By Joannes Vermorel, December 2016
We are uncovering better ways of optimizing supply chains
by doing it and helping other to do it. Through this work, we have come to value that:
- All possible futures must be considered; a probability for each possibility.
- All feasible decisions must considered; an economic score for each possibility.
- There are no absolutes, only relative costs and opportunities.
- Being in control requires automation of every mundane task.
- Data requires more efforts and brings more returns than you expect.
1. All possible futures must be considered; a probability for each possibility
Customers themselves don’t always know for sure what they will buy, when they will buy, or if they will buy at all. Uncertainty cannot be denied and should be embraced instead. Yet, uncertainty does not imply that all futures are equally probable. Some futures are more likely to take place than others. The goal of the forecasting process is to assign a probability to every single possible future. Modern computers have bewildering processing power, and while assessing all those probabilities requires significant processing power, this no longer represents a blocking issue.

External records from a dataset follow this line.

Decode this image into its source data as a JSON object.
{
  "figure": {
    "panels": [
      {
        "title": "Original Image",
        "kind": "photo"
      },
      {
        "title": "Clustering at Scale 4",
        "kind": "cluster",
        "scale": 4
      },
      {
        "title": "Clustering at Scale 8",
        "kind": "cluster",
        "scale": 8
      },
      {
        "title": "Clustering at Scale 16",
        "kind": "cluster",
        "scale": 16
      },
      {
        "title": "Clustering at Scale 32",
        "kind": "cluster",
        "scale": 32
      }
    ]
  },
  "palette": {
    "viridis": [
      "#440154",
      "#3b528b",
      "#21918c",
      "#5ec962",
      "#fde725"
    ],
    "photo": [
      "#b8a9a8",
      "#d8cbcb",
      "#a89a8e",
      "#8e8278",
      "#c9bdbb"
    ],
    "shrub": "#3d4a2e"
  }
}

2. All feasible decisions must be considered; an economic score for each possibility
Every unit of goods that you have in stock involves making at least one decision per day: to keep the unit where it is or to do something else with it. Every unit that you don’t have in stock, whether because it has not yet been purchased or because it has not yet been produced, also requires making one decision per day: whether this extra unit should be “materialized” or not. All those decisions should be considered every day, for every product, for every location, for every supplier, for every route. Again, while processing power might have been an issue in the past, it is not an obstacle anymore.
3. There are no absolutes, only relative costs and opportunities
Zero stocks, zero stock-outs, zero delays are only rather theoretical limits of your supply chain; those are not practical, feasible - and certainly not profitable - options. One key supply chain goal is to minimize the dollars of error, not the percentages of error. Thinking that improving percentages of error automatically translates into cost savings is a fallacy. Inventory costs must be balanced with stock-out costs. Purchase price must be balanced with purchased quantities. Any optimization is fundamentally dependent on the metrics that are being optimized. Bypassing financial metrics is not an option because every decision yields its own costs and benefits, while every indecision generates lost opportunities. Metrics are not given but hard-earned. Refining the metrics to be optimized may require as much effort as refining the optimization itself.

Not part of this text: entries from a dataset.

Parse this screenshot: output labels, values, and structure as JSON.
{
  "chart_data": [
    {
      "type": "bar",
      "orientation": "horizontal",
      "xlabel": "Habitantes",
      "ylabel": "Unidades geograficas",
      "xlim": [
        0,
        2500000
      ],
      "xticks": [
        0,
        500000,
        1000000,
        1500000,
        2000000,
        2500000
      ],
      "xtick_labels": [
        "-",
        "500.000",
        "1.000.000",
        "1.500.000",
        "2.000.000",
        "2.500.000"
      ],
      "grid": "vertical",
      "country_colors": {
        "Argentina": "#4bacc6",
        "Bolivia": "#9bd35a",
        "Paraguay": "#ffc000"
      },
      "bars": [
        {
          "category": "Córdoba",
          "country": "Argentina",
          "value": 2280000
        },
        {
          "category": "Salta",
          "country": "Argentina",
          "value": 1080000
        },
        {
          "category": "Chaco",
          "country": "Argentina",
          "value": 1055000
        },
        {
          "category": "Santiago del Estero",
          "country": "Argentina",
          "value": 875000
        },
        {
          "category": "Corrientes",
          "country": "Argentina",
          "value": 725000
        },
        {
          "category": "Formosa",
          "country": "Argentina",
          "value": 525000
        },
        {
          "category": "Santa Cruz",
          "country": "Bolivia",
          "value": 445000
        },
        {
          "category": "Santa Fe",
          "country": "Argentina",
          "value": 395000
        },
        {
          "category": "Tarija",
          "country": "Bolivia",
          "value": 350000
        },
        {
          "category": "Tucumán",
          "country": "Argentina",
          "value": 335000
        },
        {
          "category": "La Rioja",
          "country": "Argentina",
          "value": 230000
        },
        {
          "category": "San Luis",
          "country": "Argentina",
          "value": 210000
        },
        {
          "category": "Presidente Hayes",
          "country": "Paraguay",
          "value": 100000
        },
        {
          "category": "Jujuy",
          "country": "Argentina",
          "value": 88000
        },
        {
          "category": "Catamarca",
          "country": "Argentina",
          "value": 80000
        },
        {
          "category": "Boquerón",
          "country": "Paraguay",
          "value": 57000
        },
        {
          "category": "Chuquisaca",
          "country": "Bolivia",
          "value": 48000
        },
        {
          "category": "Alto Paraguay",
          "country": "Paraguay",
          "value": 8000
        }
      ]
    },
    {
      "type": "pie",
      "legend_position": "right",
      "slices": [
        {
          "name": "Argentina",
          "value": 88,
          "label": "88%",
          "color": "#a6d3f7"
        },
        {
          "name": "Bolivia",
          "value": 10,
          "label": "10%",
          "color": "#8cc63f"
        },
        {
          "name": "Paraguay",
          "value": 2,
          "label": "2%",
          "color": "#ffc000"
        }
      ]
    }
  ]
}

4. Being in control requires automation for every mundane task
Automation is the key for giving back management the control of their own supply chain. If taking care of the unending stream of supply chain decisions requires an unending stream of manual entries, then supply chain practitioners are the slaves of their own supply chain solution. Being required to manually supplement the solution with unending manual entries is the opposite of being in control.

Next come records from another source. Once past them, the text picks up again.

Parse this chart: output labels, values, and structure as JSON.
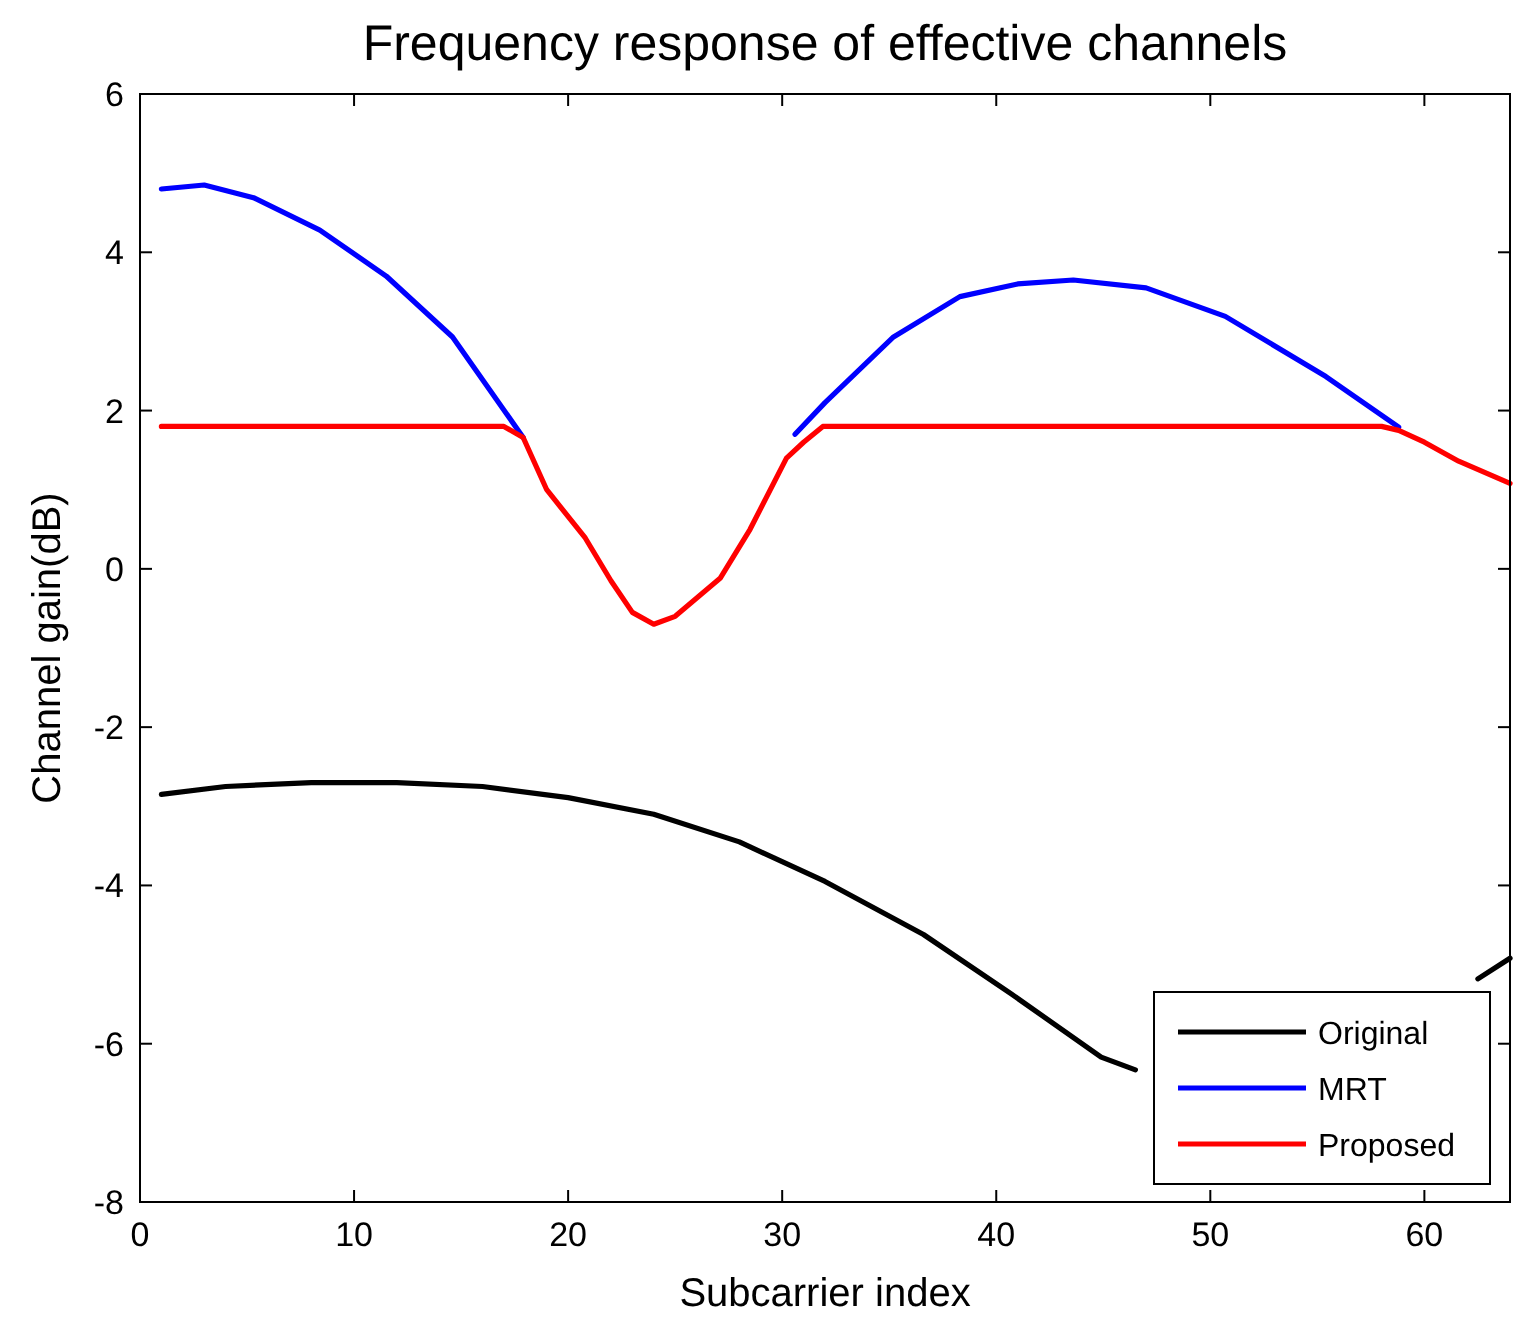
{
  "chart_data": {
    "type": "line",
    "title": "Frequency response of effective channels",
    "xlabel": "Subcarrier index",
    "ylabel": "Channel gain(dB)",
    "xlim": [
      0,
      64
    ],
    "ylim": [
      -8,
      6
    ],
    "xticks": [
      0,
      10,
      20,
      30,
      40,
      50,
      60
    ],
    "yticks": [
      -8,
      -6,
      -4,
      -2,
      0,
      2,
      4,
      6
    ],
    "grid": false,
    "legend": "bottom right",
    "marker": "none",
    "line_style": "solid",
    "series": [
      {
        "name": "Original",
        "color": "#000000",
        "x": [
          1,
          4,
          8,
          12,
          16,
          20,
          24,
          28,
          32,
          36.6,
          40.7,
          44.9,
          46.5,
          52,
          62.5,
          64
        ],
        "values": [
          -2.85,
          -2.75,
          -2.7,
          -2.7,
          -2.75,
          -2.89,
          -3.1,
          -3.45,
          -3.95,
          -4.62,
          -5.37,
          -6.17,
          -6.33,
          null,
          -5.18,
          -4.92
        ]
      },
      {
        "name": "MRT",
        "color": "#0000ff",
        "x": [
          1,
          3,
          5.3,
          8.4,
          11.5,
          14.6,
          17.9,
          24,
          30.6,
          32,
          35.2,
          38.3,
          41,
          43.6,
          47,
          50.7,
          55.4,
          58.8
        ],
        "values": [
          4.8,
          4.85,
          4.69,
          4.28,
          3.7,
          2.93,
          1.66,
          null,
          1.7,
          2.1,
          2.93,
          3.44,
          3.6,
          3.65,
          3.55,
          3.19,
          2.43,
          1.79
        ]
      },
      {
        "name": "Proposed",
        "color": "#ff0000",
        "x": [
          1,
          17,
          17.9,
          19,
          20.8,
          22,
          23,
          24,
          25,
          27.1,
          28.5,
          30.2,
          31,
          31.9,
          58,
          58.8,
          60,
          61.6,
          64
        ],
        "values": [
          1.8,
          1.8,
          1.66,
          1.0,
          0.39,
          -0.15,
          -0.55,
          -0.7,
          -0.6,
          -0.12,
          0.5,
          1.4,
          1.6,
          1.8,
          1.8,
          1.75,
          1.6,
          1.36,
          1.08
        ]
      }
    ]
  }
}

Being in control means that all strategic insights are properly factored into the millions of decisions being made in relation to your supply chain. Whenever any market experiences change, the strategic insights must be revised too. Revising a supply chain solution in order to account for the new elements in a company’s strategy should be painless, ideally done within hours, not within weeks. What’s more, there should be no limit to the amount of expert knowledge that can be injected into the automation.
5. Data requires more efforts and brings more returns than you expect
If your supply chain is significant and has been operating for years, then preparing your supply chain data is a major undertaking. Very few practitioners realize how much depth tends to be present in data, and as a rule of thumb, the IT department almost never does. The primary challenge lies in establishing the semantic of the data: what data actually means. The semantic is dependent not only on the software being operated, but also on the many operational processes being followed as well.
Yet, the upside is that uncovering the precise semantic of data nearly always yields benefits on many different levels - control, reliability, productivity - with most of the gains not even planned for. Subtle causes that have been wreaking intermittent supply chain havoc for years are finally uncovered. Possibilities for simplifying processes and systems become visible at last. Finally, management gets figures that can finally be trusted to support more ambitious project initiatives.
This manifesto summarizes the philosophy adopted by Lokad for tackling supply chain challenges. Our technology provides the building blocks for implementing this vision in your company. Our probabilistic forecasting engine assigns a probability for each possible future. Our numerical solvers consider and score all possible decisions. End-to-end automation is achieved through Envision, our programming language. Our team provides the expertise and experience necessary for executing the initiative. We will help you craft the metrics your company needs. We will help you make the most of the data you have; even if it's not yet the data you wish you had.